Anyone curioius about what Catholics really think of the Church — and why so many of them aren’t there for Sunday mass — should check out the Rhode Island Catholic for an interesting piece on Catholics who are absent, but still “Catholic”:

It is no secret that Mass attendance has fallen across the United States and in many other parts of the world over the past several decades, many have searched for explanations for this drop.

Bob Dixon, the director of the Pastoral Projects Office of the Australian Catholic Bishops Conference recently completed a study of one of the reasons for the drop in Mass attendance in Australia, a country where nearly five million people reported their religion as Catholic in the national census, but only a fraction of that number can be found in Mass on any Sunday. Dixon’s study looked into the reasons why some Australians who attended Mass for most of their adult lives suddenly stopped attending in middle age. What he found could have implications in the Diocese of Providence as a committee begins studying Rhode Islanders’ Mass attendance rates.

Last Wednesday, November 28, Dixon spoke to a group of about 35 lay people from several parishes during a presentation at St. Anthony Parish. He also spoke to diocesan priests earlier in the day during a separate lecture. Both clergy and lay people alike are concerned about the falling numbers.

Many people point to low rates of youth and young adult Church participation as the cause of declining numbers. Dixon acknowledges that is, of course, part of the issue. But another piece of the puzzle, he asserts, are Catholics who “had an established adult attendance pattern that changed.”

Dixon presented the group with a 1996 survey conducted in Australia that asked the parents of Catholic school children why they had stopped attending Mass. In Australia, Dixon pointed out, Catholic education is heavily subsidized by the government and does not demand the same financial sacrifice that it does in the U.S., so many parents send their children to Catholic schools even if they don’t attend Mass. These almost 4,500 parents cited numerous reasons for their non-attendance, but the reason selected by more than half of participants is surprising to say the least. Fifty-four percent of respondents reported that they “no longer feel being a committed Catholic requires going to Mass every week.”

This attitude, Dixon commented, is representative of a shift in attitudes from several decades ago when Mass attendance was not considered optional. Thirty years ago, he said, there were two groups of Catholics – committed and lapsed, or those who regularly attended Mass and those who didn’t. Today, Dixon said, this survey and others reveal the emergences of a third group of Catholics who don’t attend Mass but still consider themselves committed to their faith.

In 2004 Dixon and several other Australian researchers set out to find out who made up this third group.

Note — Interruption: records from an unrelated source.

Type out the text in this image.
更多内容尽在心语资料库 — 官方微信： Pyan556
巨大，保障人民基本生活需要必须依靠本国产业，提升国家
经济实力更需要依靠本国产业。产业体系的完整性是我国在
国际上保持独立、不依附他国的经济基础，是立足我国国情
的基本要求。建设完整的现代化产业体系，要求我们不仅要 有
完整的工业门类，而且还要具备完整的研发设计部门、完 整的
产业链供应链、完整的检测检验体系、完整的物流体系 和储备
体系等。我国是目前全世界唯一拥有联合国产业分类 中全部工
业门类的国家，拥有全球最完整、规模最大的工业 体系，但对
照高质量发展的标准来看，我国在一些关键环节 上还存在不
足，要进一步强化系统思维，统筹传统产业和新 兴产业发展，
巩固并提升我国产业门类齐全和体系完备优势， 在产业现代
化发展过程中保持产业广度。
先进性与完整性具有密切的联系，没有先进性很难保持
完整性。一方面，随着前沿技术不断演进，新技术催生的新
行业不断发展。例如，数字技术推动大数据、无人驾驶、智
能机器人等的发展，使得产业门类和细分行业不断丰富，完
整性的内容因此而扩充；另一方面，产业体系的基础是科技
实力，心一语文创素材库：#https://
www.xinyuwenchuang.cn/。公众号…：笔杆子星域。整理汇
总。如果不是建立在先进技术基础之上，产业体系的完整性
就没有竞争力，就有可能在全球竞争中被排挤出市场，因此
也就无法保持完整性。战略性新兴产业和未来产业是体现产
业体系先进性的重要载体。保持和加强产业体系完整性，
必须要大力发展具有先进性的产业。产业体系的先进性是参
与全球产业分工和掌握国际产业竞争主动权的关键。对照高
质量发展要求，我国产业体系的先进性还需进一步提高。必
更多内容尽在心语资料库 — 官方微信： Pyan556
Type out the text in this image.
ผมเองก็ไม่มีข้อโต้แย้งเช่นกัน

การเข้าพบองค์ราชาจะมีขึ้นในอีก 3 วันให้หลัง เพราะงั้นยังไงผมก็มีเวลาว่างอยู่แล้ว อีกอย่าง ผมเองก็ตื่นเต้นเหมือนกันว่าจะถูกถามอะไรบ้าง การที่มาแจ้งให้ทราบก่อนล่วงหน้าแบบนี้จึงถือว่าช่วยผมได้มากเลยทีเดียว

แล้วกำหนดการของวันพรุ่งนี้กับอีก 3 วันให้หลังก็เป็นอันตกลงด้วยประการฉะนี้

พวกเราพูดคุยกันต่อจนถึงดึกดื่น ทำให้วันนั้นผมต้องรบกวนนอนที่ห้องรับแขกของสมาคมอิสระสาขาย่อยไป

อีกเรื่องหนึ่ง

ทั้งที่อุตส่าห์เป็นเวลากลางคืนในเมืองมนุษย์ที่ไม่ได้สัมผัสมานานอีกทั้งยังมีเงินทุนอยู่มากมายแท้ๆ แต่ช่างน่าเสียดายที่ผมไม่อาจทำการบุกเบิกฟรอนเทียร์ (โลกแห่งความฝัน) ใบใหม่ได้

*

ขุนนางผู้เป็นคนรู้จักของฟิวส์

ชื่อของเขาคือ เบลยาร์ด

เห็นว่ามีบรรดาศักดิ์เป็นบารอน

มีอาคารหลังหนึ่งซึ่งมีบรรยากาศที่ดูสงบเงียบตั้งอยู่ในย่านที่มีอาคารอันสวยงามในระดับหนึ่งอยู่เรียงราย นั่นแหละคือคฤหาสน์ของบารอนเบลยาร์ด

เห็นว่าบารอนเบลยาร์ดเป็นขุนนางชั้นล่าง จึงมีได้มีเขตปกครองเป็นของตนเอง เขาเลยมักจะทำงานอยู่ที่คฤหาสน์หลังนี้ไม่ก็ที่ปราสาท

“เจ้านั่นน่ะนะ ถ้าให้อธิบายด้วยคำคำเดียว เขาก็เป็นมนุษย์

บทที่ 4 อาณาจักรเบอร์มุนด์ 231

They approached every diocese in Australia and asked the bishops for help finding members of this third group of adult Catholics who had recently stopped attending Mass.

He and the other members of the research team finally wound up with 41 Australian Catholics who agreed to participate in interviews about their religious life and their recent absence from Church. From those interviews his research shows that there are a multitude of reasons why people leave the Church, but there were certainly overlaps and parallels in the 41 personal stories he collected.